Cerrar
Publicado por
JUAN CARLOS FERNÁNDEZ MENES
León

Creado:

Actualizado:

En:

Liturgia dominical

El evangelio de este domingo ofrece alguna sorpresa sobre los efectos de la comunión eucarística: Jesús nos asegura que los que le coman tendrán una estrecha relación personal con él («El que come mi Carne y bebe mi Sangre, permanece en mí y yo en él»), como se ve en la conocida comparación de la vid y los sarmientos. La vida de éstos les viene de «permanecer» unidos a la cepa. Pero hay más. La unión con Jesús va a ser como la que Él tiene con el Padre: «Igual que yo vivo por el Padre (del Padre), que vive y me ha enviado, así quien me come vivirá por mí (de mí)». La palabra de Cristo sigue fiel hoy día: él mismo es nuestro alimento y nos comunica su propia vida. El pan y el vino de la Eucaristía, de un modo misterioso pero real, son su misma Persona que se nos da para no desfallecer por el camino y tener vida en abundancia. La Misa no es sólo un rito o un precepto a cumplir; es un encuentro que transforma nuestra vida. La carta a los Efesios que leemos en estos domingos, nos habla de vivir llenos del Espíritu, elevando a Dios salmos y cantos de alabanza, y «celebrando la Acción de Gracias por todos en nombre de Cristo», o sea, con la Eucaristía como centro y motor de la vida personal y comunitaria. La Eucaristía es un «banquete», una «comida». El hombre necesita alimentarse para subsistir. No nos autoabastecemos; la vida nos llega desde el exterior. Esta experiencia de pobreza y dependencia nos conduce al encuentro con Dios creador, amigo de la vida, que se nos revela en Cristo resucitado como quien nos salva definitivamente de la muerte.
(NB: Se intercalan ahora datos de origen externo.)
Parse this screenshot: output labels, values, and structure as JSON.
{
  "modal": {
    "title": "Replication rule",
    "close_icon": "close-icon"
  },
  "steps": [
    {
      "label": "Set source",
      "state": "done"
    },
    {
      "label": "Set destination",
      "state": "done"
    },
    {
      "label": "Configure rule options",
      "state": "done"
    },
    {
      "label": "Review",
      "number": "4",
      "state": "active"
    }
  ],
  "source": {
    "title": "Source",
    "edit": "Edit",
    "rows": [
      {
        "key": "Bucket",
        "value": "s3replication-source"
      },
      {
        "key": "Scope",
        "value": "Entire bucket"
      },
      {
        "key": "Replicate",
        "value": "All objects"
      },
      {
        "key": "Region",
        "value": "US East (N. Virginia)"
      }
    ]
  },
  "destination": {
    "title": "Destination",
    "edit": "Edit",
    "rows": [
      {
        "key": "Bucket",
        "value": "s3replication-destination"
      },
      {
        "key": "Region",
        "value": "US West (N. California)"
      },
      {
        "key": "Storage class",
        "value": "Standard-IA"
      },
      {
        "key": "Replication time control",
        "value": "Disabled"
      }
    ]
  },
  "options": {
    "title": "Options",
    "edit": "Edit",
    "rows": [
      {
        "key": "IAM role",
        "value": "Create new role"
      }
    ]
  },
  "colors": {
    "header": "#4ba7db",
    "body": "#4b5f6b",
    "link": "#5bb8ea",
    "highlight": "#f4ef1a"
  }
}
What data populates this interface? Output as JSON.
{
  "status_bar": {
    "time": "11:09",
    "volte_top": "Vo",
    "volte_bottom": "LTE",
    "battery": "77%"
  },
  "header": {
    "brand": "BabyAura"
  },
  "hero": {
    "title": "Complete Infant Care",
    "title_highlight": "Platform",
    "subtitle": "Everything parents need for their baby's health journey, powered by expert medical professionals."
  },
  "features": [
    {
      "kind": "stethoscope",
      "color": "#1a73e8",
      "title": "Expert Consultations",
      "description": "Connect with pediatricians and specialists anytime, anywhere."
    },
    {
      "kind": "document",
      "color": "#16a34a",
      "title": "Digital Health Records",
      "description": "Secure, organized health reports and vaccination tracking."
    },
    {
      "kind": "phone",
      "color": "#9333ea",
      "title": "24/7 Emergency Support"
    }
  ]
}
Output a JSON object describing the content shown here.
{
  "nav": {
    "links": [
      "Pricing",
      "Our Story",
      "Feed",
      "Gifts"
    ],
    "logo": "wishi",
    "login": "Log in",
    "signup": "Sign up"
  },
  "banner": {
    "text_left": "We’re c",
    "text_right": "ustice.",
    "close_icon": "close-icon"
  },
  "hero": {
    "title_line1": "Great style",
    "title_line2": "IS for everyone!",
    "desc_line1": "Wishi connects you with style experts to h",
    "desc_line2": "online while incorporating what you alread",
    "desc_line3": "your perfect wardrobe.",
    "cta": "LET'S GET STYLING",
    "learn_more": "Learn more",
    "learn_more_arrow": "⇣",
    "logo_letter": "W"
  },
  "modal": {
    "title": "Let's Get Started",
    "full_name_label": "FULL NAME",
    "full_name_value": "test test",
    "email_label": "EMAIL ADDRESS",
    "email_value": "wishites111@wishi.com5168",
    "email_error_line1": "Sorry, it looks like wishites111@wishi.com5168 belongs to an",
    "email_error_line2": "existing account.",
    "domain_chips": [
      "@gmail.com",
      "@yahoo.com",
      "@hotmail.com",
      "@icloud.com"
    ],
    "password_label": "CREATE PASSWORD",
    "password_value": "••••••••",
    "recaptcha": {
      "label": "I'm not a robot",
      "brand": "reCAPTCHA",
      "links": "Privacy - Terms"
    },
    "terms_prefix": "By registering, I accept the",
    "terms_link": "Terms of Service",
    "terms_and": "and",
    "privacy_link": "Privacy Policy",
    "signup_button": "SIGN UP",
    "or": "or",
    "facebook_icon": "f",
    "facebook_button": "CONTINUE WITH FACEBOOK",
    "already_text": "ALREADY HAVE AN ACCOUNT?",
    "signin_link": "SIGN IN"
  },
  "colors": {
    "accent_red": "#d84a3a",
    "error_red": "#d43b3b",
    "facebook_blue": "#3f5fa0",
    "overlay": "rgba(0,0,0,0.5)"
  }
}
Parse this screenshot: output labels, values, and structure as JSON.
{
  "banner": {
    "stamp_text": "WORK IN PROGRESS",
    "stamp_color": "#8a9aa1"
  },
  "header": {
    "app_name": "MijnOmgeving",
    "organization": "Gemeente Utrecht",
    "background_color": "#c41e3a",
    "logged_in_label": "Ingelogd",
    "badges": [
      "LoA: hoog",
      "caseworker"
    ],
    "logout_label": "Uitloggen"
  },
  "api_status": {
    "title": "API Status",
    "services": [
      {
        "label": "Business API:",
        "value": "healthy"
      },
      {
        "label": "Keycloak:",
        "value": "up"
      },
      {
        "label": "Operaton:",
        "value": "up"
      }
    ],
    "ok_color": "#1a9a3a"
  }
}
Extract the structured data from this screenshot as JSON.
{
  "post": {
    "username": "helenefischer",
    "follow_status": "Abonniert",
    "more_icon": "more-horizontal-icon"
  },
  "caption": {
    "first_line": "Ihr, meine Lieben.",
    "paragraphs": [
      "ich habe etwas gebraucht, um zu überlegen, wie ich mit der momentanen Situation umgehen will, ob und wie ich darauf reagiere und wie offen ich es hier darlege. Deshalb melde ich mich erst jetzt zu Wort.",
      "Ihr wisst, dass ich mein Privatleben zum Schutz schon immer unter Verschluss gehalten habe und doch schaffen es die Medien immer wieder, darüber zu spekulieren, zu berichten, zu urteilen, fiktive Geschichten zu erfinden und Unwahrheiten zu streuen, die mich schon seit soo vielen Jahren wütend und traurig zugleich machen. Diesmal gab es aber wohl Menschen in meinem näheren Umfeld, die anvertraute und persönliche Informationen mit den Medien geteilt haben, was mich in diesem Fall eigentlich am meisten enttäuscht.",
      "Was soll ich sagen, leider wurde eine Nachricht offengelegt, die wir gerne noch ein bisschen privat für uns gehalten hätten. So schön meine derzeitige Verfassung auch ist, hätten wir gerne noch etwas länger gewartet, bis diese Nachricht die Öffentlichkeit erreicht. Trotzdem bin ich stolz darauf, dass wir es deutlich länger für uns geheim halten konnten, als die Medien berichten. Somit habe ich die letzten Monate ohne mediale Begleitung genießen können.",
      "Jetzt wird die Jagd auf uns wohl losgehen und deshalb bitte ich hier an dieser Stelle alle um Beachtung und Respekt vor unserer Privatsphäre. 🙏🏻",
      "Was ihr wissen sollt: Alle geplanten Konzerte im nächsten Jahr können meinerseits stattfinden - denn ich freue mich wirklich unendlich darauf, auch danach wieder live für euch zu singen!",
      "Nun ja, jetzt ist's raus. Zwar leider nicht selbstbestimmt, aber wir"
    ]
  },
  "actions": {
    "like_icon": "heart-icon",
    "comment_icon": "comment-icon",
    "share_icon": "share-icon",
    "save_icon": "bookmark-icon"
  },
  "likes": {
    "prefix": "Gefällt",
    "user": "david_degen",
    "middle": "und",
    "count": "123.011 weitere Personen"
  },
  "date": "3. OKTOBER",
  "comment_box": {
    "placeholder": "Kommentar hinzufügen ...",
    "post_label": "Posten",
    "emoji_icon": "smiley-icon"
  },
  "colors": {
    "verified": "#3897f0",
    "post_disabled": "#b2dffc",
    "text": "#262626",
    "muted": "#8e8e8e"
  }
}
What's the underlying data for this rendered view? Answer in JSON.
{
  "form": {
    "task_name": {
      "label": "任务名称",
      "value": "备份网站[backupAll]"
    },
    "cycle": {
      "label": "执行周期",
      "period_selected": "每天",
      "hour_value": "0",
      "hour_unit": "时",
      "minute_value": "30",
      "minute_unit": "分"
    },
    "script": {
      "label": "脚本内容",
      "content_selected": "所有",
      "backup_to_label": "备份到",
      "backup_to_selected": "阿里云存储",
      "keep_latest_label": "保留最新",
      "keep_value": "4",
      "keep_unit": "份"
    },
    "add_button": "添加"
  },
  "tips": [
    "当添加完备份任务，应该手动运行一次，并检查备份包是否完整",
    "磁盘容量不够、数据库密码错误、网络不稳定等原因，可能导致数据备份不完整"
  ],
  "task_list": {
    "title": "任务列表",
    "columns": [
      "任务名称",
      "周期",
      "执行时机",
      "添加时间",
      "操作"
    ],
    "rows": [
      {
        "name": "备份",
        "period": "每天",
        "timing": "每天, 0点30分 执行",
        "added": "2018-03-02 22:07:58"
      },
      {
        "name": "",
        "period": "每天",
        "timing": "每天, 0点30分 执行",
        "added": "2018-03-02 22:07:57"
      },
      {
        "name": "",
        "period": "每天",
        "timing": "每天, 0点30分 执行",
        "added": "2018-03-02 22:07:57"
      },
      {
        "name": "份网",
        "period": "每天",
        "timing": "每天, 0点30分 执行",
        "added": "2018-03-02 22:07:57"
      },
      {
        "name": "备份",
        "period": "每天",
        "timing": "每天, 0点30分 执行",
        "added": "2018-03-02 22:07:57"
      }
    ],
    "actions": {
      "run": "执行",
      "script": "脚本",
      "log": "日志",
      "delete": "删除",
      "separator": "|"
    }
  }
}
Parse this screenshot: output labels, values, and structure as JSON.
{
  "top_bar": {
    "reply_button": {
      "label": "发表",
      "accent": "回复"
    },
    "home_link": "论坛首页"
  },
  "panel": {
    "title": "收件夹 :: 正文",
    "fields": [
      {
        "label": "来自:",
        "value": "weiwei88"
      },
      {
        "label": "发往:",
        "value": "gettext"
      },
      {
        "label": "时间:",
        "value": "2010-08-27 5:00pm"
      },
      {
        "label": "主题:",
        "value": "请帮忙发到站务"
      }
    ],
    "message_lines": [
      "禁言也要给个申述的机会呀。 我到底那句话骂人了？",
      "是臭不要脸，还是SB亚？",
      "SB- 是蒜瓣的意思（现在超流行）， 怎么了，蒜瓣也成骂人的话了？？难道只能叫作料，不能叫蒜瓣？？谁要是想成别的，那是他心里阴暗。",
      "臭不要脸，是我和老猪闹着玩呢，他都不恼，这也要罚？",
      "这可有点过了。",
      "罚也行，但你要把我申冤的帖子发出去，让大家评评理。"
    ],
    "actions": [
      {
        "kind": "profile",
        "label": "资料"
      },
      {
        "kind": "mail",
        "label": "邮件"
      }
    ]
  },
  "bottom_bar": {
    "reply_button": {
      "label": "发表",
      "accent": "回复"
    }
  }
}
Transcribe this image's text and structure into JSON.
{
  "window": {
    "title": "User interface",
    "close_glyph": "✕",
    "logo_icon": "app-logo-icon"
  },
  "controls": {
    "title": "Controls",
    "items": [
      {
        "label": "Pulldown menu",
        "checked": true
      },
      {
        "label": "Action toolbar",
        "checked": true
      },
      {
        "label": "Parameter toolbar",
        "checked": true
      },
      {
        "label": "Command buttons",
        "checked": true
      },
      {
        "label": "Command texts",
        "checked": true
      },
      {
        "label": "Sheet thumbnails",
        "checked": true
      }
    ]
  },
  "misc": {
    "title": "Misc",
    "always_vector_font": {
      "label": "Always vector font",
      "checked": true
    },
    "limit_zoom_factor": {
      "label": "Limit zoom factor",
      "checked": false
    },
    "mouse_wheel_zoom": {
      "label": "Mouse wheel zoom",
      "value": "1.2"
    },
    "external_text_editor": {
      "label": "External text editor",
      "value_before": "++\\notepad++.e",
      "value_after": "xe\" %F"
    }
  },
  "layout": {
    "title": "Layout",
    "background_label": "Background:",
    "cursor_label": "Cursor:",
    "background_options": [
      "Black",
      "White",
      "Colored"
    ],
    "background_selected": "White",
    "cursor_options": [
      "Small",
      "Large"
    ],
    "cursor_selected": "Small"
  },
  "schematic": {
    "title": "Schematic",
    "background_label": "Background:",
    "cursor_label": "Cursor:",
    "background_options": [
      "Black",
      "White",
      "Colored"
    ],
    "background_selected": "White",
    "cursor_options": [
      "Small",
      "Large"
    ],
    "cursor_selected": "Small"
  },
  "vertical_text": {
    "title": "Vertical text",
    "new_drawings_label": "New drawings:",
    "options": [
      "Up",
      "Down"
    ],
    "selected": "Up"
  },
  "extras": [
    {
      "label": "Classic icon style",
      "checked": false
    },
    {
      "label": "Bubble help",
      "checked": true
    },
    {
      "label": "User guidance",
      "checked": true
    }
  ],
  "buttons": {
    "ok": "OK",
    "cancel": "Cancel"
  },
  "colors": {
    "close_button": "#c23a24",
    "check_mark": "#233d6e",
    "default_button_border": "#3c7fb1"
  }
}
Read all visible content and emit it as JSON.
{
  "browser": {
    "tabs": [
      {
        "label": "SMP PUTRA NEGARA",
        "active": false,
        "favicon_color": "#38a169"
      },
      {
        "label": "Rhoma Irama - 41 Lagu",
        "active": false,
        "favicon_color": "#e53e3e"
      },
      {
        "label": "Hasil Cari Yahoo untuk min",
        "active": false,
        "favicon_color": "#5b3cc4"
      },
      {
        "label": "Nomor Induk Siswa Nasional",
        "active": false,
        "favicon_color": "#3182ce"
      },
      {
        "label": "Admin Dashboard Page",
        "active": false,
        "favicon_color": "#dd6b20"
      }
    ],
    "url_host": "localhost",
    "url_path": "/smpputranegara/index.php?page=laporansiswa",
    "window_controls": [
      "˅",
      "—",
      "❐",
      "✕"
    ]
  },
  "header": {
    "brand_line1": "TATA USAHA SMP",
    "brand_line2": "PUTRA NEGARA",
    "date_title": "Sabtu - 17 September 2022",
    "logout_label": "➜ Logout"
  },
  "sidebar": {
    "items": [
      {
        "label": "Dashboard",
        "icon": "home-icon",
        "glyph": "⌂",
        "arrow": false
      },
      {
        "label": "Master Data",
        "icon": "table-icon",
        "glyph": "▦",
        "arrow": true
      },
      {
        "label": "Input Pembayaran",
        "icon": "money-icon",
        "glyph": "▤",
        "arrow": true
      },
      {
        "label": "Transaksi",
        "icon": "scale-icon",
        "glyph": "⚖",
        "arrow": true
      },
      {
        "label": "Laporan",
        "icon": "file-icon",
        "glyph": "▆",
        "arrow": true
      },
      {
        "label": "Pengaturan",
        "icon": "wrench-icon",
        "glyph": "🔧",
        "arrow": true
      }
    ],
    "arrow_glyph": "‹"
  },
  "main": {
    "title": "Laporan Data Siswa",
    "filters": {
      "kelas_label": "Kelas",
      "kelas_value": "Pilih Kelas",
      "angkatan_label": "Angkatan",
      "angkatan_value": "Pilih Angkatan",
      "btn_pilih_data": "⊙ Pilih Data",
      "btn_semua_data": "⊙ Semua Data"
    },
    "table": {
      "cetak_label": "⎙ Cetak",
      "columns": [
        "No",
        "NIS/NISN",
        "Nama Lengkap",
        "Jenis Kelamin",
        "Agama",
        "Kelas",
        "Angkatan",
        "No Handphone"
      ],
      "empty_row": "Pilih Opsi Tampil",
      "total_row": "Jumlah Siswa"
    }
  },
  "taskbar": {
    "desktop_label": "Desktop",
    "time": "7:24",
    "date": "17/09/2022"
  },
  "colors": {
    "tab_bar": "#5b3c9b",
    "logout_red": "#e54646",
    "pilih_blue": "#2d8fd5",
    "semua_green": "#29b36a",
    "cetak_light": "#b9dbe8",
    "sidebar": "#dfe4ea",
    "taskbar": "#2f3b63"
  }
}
Pero no comemos sólo para nutrir el cuerpo con nueva energía. Estamos hechos para «comer-con-otros», sentarse a la mesa con otros, compartir, fraternizar. La comida de los seres humanos es comensalidad, encuentro, fraternidad. Más aún, la comida, cuando es convite o banquete, encierra el sentido de fiesta y ocupa un lugar central en los encuentros más importantes. Celebrar la Eucaristía obliga a preguntarse dónde se alimenta en realidad nuestra existencia, cómo se comparte la vida con los demás, cómo se nutre la esperanza y el deseo de la fiesta final. Cuando uno alimenta su hambre de felicidad de todo menos de Dios, o disfruta egoístamente distanciado de los que viven en necesidad, o arrastra su vida sin alimentar el deseo de un festejo final abierto a todos, ni celebrará dignamente la Eucaristía ni entenderá las palabras de Jesús: «El que come mi carne y bebe mi sangre tiene vida eterna».

Por eso la Fiesta de la Asunción de María que celebramos hoy, nos recuerda que el triunfo de María es la culminación de una vida fiel, abierta a Dios y a los demás, coherente, gozosa y ocupada en el seguimiento de Jesús.